HIV-positive children to take soluble ARVs

A patient prepares to take ARVs on June 8, 2017. FILE PHOTO

KAMPALA- Parents will soon find it easier to give antiretroviral (ARV) drugs to children below 10 years as scientists have started developing the drug that can be soluble in porridge and other liquids. This is planned to encourage good adherence and viral load suppression.

The study that is still at design stage comes a year after government enrolled the same category of children on sugar-coated drugs in form of pellets, which caretakers can sprinkle on children’s food.

Dr Joshua Musinguzi, the head of the HIV/Aids programme in the Ministry of Health, said the new formulations will be made in form of granules that can be crashed into powder for easier swallowing compared to the pellets, which are bigger.

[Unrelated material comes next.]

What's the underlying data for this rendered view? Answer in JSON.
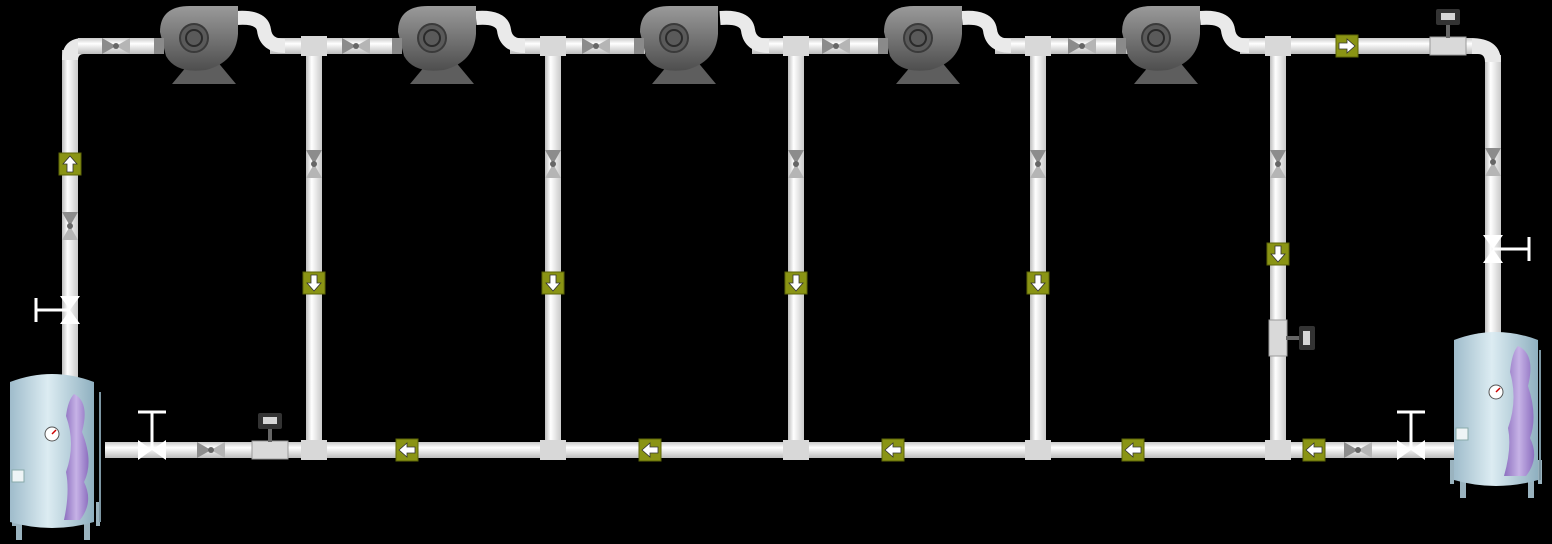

“Children are suffering because they are taking different formulations of drugs,” Dr Musinguzi said in a telephone interview yesterday.

Currently, Dr Musinguzi said, children born with HIV are subjected to ARVs in form of a bitter syrup after which they are introduced to pellets at three months.

The children are then switched to tablets when they make 10 years and above, making adherence very hard, leading to poor viral load suppression.

The new formulation is also expected in a fixed dose combination of four drugs unlike the pellets, which are in a combination of only two.

Statistics by the Ministry of Health indicate that although viral load suppression to undetectable levels among adults living with HIV/Aids in the country has increased to more than 80 per cent, it is still lower in children below 15 years at about 60 per cent.

The study that is expected to take off early next year is being funded by the Drugs for Neglected Diseases initiative (DNDi), a non-profit drug research and development organization, that is developing new treatments, especially for neglected diseases.

Dr Olawale Salami, the DNDi clinical project manager for Paediatric HIV, said paediatric patients have been neglected for long and this was derailing the fight against HIV.

“In as much as mother-to-child transmission has reduced tremendously globally, the infected children have been left out. They cannot swallow the existing drugs and that’s why it is important to come up with the formulation,” Dr Salami told an international conference for researchers at Speke Resort Munyonyo last week.

A total of 93,679 children below 14 years are currently living with HIV/Aids in Uganda.